# Honda HS720



## alter (Nov 19, 2014)

Does anyone have any insight if this would be a good snowblower? I live in IL, have a paver stone driveway which is a few cars wide and several car lengths long, and a small walk way. Last winter took a really long time to shovel it all when the snow was heavy, so I did some research and I was just about to buy a 24" Sno-Tek 2 stage, based on a lot of reviews, but then I thought maybe that was a bit too large and hefty, especially if there are only a couple inches of snow to blow, and I have limited garage space. I noticed the HS720, was much lighter and about the same price. I have a Honda lawnmower which I really love, so I thought this might be a good choice for me. It looks like it has a 190cc honda engine so I'm not worried about the power, its just this must be new or something cause I can't find any reviews on it or even videos on youtube. Does anyone here own this? Is it a good choice? Will it scratch and leave marks on my paver stones? Thanks


----------



## [email protected] (Nov 21, 2011)

alter said:


> Does anyone have any insight if this would be a good snowblower? I live in IL, have a paver stone driveway which is a few cars wide and several car lengths long, and a small walk way. Last winter took a really long time to shovel it all when the snow was heavy, so I did some research and I was just about to buy a 24" Sno-Tek 2 stage, based on a lot of reviews, but then I thought maybe that was a bit too large and hefty, especially if there are only a couple inches of snow to blow, and I have limited garage space. I noticed the HS720, was much lighter and about the same price. I have a Honda lawnmower which I really love, so I thought this might be a good choice for me. It looks like it has a 190cc honda engine so I'm not worried about the power, its just this must be new or something cause I can't find any reviews on it or even videos on youtube. Does anyone here own this? Is it a good choice? Will it scratch and leave marks on my paver stones? Thanks


The Honda HS720 is a new model, just released this year, so not many reviews yet. I know there are some at Home Depot's website:

*HS720AS Reviews on HomeDepot.com*

Use the SEARCH feature to find other postings about the HS720 on this forum.


----------



## UNDERTAKER (Dec 30, 2013)

ALOHA to the forms.


----------



## Kiss4aFrog (Nov 3, 2013)

Welcome to the forum Alter. 

I think your drive is big enough you'd be much happier with the Sno-Tec. Having a single stage would be nice for light snows as it's fast but if you only have one blower you will be thankful you chose a 2 stage when you get to the pile at the end of the drive the plow leaves you.


----------



## alter (Nov 19, 2014)

Kiss4aFrog said:


> Welcome to the forum Alter.
> 
> I think your drive is big enough you'd be much happier with the Sno-Tec.
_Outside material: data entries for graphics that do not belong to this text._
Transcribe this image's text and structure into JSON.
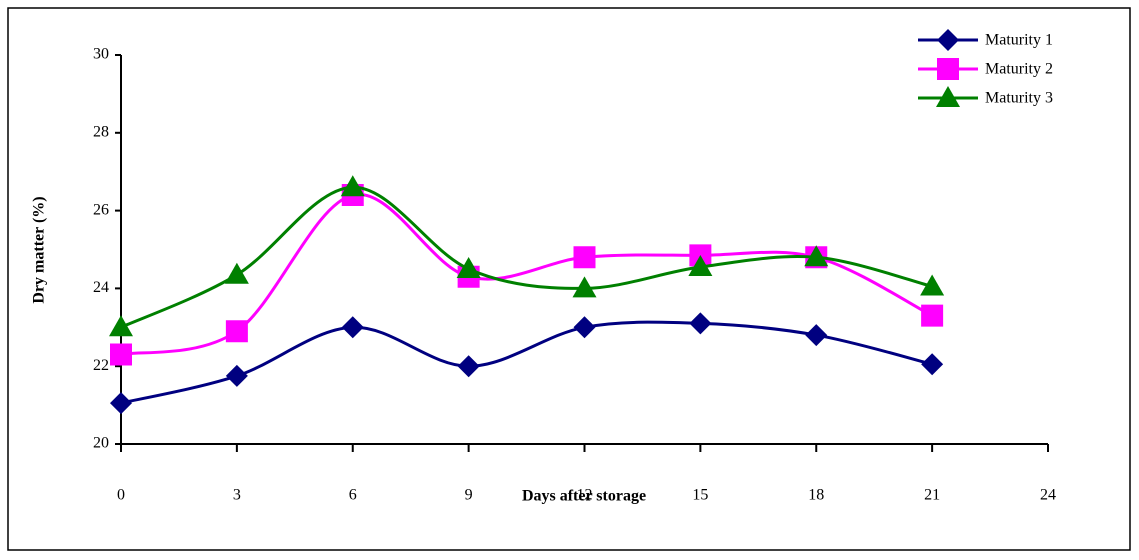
{
  "chart_data": {
    "type": "line",
    "smooth": true,
    "x_label": "Days after storage",
    "y_label": "Dry matter (%)",
    "x": [
      0,
      3,
      6,
      9,
      12,
      15,
      18,
      21
    ],
    "xlim": [
      0,
      24
    ],
    "xticks": [
      0,
      3,
      6,
      9,
      12,
      15,
      18,
      21,
      24
    ],
    "ylim": [
      20,
      30
    ],
    "yticks": [
      20,
      22,
      24,
      26,
      28,
      30
    ],
    "grid": false,
    "legend": "upper right",
    "series": [
      {
        "name": "Maturity 1",
        "color": "#000080",
        "marker": "diamond",
        "values": [
          21.05,
          21.75,
          23.0,
          22.0,
          23.0,
          23.1,
          22.8,
          22.05
        ]
      },
      {
        "name": "Maturity 2",
        "color": "#ff00ff",
        "marker": "square",
        "values": [
          22.3,
          22.9,
          26.4,
          24.3,
          24.8,
          24.85,
          24.8,
          23.3
        ]
      },
      {
        "name": "Maturity 3",
        "color": "#008000",
        "marker": "triangle",
        "values": [
          23.0,
          24.35,
          26.6,
          24.5,
          24.0,
          24.55,
          24.8,
          24.05
        ]
      }
    ]
  }
}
Having a single stage would be nice for light snows as it's fast but if you only have one blower you will be thankful you chose a 2 stage when you get to the pile at the end of the drive the plow leaves you.
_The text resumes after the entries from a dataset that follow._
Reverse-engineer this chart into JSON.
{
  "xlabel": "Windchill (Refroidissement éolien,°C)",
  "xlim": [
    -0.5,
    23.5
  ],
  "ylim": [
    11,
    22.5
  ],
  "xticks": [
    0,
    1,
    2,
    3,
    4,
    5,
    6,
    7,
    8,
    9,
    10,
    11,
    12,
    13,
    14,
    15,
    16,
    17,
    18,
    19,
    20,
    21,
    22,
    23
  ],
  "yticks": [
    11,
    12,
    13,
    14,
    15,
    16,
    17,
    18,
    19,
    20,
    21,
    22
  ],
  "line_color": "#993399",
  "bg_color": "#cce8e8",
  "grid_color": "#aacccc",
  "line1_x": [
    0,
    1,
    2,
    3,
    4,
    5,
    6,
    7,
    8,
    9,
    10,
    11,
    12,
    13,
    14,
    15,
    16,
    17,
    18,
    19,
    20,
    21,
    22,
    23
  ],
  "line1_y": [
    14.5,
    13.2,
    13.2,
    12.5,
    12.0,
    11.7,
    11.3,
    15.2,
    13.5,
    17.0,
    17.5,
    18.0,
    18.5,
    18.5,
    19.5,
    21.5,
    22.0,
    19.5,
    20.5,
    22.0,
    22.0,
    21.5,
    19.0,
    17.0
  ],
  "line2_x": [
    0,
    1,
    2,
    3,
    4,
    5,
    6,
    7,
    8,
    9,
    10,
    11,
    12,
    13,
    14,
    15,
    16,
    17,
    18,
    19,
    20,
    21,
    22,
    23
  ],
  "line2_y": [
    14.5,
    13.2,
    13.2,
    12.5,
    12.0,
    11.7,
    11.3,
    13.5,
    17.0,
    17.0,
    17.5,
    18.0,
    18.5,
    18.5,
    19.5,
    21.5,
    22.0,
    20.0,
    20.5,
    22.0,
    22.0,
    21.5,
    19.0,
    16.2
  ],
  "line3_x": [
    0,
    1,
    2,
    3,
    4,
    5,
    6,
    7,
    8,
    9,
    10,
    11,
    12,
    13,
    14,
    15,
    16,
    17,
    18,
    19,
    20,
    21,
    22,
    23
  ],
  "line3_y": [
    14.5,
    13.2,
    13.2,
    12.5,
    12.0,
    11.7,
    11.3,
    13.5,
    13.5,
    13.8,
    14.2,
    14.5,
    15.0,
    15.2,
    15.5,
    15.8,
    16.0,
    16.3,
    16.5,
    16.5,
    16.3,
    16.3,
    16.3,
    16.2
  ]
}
Well thanks for the welcomes. I did read the 8 reviews on Homedepot's site for the Honda...which were mostly positive...Oh well the Sno-Tek was sold out online (my car is too small to pick one up in the store). Since they were sold out online, I could not take advantage of the free white glove delivery that Ariens offers on it, so I'm taking a leap of faith and I went ahead and placed the order for the HS720AA. Going to cross my fingers that it works out. I will post a review of it after I use it on this site, in case it interests others who were like me.


----------



## Kiss4aFrog (Nov 3, 2013)

That's a really nice blower and you'll be happy. Only suggestion is to make sure you don't let the EOD pile freeze before you get to it.

Even with a two stage if I'm out there early enough and the plow hasn't come through I do a few yards of the street to the left so the plow doesn't have as much snow to pile at the end of my drive. Since my neighbor is close I will usually just clear in front of their drive too and when the plow comes through there isn't much at all to clean up. They might think I'm being nice but actually it's just self preservation from the plow !!


----------



## Motor City (Jan 6, 2014)

alter said:


> Well thanks for the welcomes. I did read the 8 reviews on Homedepot's site for the Honda...which were mostly positive...Oh well the Sno-Tek was sold out online (my car is too small to pick one up in the store). Since they were sold out online, I could not take advantage of the free white glove delivery that Ariens offers on it, so I'm taking a leap of faith and I went ahead and placed the order for the HS720AA. Going to cross my fingers that it works out. I will post a review of it after I use it on this site, in case it interests others who were like me.


I wouldn't worry on your choice. My drive is 100ft long and my 15yr old daughter just did it with my HS520, in 20min. The single stage Honda's are a real workhorse. The biggest thing is to replace the paddles, when their worn and the scrapper bar.


----------



## mobiledynamics (Nov 21, 2014)

Rob :

Care to comment ? 
720 versus 621. Engine relative to the machine, is the auger/chute design more *optimized* with the new computers of today that would make it a better spec machine than the 621 ?

I have 2 621's. It just grunts and struggles when it has some hard packed snow, but just feed it less and it will do it's job. But I do struggle with it clumping when the snow is wet.......


----------



## db9938 (Nov 17, 2013)

Welcome, and along with others suggestion, make sure to never leave fuel in the carb for long periods of inactivity. Just shut the fuel off and allow it to die, will work for this.


----------